KECEBONG SIALAN UpDate nih….
Maaf kalo sayah lelet tip kali update….
Soalnya….
SIBUK dengan tugas sekolah yang bejibun!
Oceh…..
Yonde kudasai…
CHAPPIE 3
Garis-garis putih tampak menutupi birunya langit dengan sempurna. Bahkan sang cahaya kehidupan seolah enggan bersusah payah untuk menyumbangkan kehangatannya di siang hari ini.
Garis-garis putih di atas sana tampak semakin menebal dan menyebabkan hawa yang semula dingin menjadi semakin dingin.
Hawa dingin dengan bangganya memaksa masuk melalui jendela yang terbuka. Bahkan hawa dinginpun dengan suksesnya mengembalikan alam pikiran seorang pemuda tampan dari alam mimpinya ke dalam dunia nyata.
Kedua kelopak mata pemuda itu mengerjap. Perlahan kedua kelopak mata itu menghadirkan sepasang mata musim gugur yang begitu memukau. Warna pertama yang di lihat sepasang mata indahnya adalah putih. Ya, putih. Ia menatap kosong langit-langit putih kamarnya yang megah.
Ia melirik jemari tangan kanannya yang sudah tidak terasa sakit. Jemari tangannya di bebat oleh beberapa lapisan perban putih. Sejenak ia memijit pelipisnya. Entah sudah berapa lama ia terlelap dengan damainya.
"Sudah bangun?" Sepasang mata musim gugur itu mengarahkan pandangannya pada sumber suara. Di lihatnya sebuah senyum lembut dari wanita yang memiliki mata emas yang berbinar cerah.

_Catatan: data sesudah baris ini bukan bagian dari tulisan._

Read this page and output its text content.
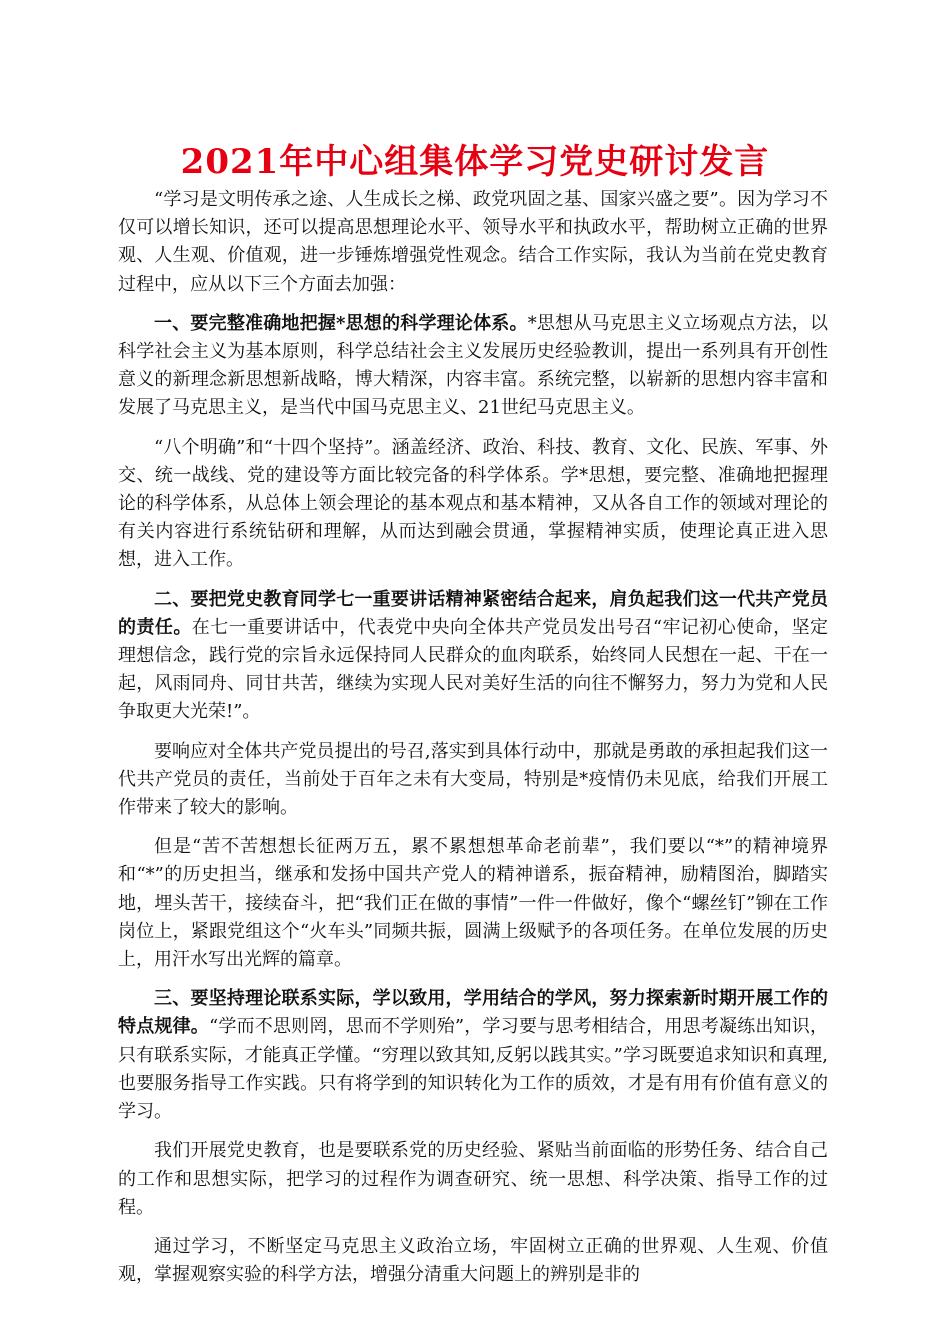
2021年中心组集体学习党史研讨发言

“学习是文明传承之途、人生成长之梯、政党巩固之基、国家兴盛之要”。因为学习不仅可以增长知识，还可以提高思想理论水平、领导水平和执政水平，帮助树立正确的世界观、人生观、价值观，进一步锤炼增强党性观念。结合工作实际，我认为当前在党史教育过程中，应从以下三个方面去加强：

一、要完整准确地把握*思想的科学理论体系。*思想从马克思主义立场观点方法，以科学社会主义为基本原则，科学总结社会主义发展历史经验教训，提出一系列具有开创性意义的新理念新思想新战略，博大精深，内容丰富。系统完整，以崭新的思想内容丰富和发展了马克思主义，是当代中国马克思主义、21世纪马克思主义。

“八个明确”和“十四个坚持”。涵盖经济、政治、科技、教育、文化、民族、军事、外交、统一战线、党的建设等方面比较完备的科学体系。学*思想，要完整、准确地把握理论的科学体系，从总体上领会理论的基本观点和基本精神，又从各自工作的领域对理论的有关内容进行系统钻研和理解，从而达到融会贯通，掌握精神实质，使理论真正进入思想，进入工作。

二、要把党史教育同学七一重要讲话精神紧密结合起来，肩负起我们这一代共产党员的责任。在七一重要讲话中，代表党中央向全体共产党员发出号召“牢记初心使命，坚定理想信念，践行党的宗旨永远保持同人民群众的血肉联系，始终同人民想在一起、干在一起，风雨同舟、同甘共苦，继续为实现人民对美好生活的向往不懈努力，努力为党和人民争取更大光荣!”。

要响应对全体共产党员提出的号召,落实到具体行动中，那就是勇敢的承担起我们这一代共产党员的责任，当前处于百年之未有大变局，特别是*疫情仍未见底，给我们开展工作带来了较大的影响。

但是“苦不苦想想长征两万五，累不累想想革命老前辈”，我们要以“*”的精神境界和“*”的历史担当，继承和发扬中国共产党人的精神谱系，振奋精神，励精图治，脚踏实地，埋头苦干，接续奋斗，把“我们正在做的事情”一件一件做好，像个“螺丝钉”铆在工作岗位上，紧跟党组这个“火车头”同频共振，圆满上级赋予的各项任务。在单位发展的历史上，用汗水写出光辉的篇章。

三、要坚持理论联系实际，学以致用，学用结合的学风，努力探索新时期开展工作的特点规律。“学而不思则罔，思而不学则殆”，学习要与思考相结合，用思考凝练出知识，只有联系实际，才能真正学懂。“穷理以致其知,反躬以践其实。”学习既要追求知识和真理,也要服务指导工作实践。只有将学到的知识转化为工作的质效，才是有用有价值有意义的学习。

我们开展党史教育，也是要联系党的历史经验、紧贴当前面临的形势任务、结合自己的工作和思想实际，把学习的过程作为调查研究、统一思想、科学决策、指导工作的过程。

通过学习，不断坚定马克思主义政治立场，牢固树立正确的世界观、人生观、价值观，掌握观察实验的科学方法，增强分清重大问题上的辨别是非的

Pemuda musim gugur itu memilih untuk bangkit dari ranjangnya yang nyaman.
"Jam berapa sekarang?" Tanya pemuda itu sambil memakai kedua sepatu hitamnya.
"Jam setengah dua," Jawab sang wanita, lalu melangkah menghampiri pemuda itu, "Mau makan siang dulu?" Tawarnya lembut.
Mata musim gugur pemuda itu menatap datar mata emas wanita yang sudah ia anggap seperti ibunya sendiri. Namun, tak ada jawaban dari mulut si pemuda.
"Kalau memang ada yang ingin kau diskusikan denganku dan pamanmu, katakan saja. Kami akan mendengarkannya." Senyum lembut wanita itu sama sekali di acuhkan oleh si pemuda.
"Aku pergi." Pemuda itu melangkah perlahan menjauhi ranjangnya menuju pintu kamarnya.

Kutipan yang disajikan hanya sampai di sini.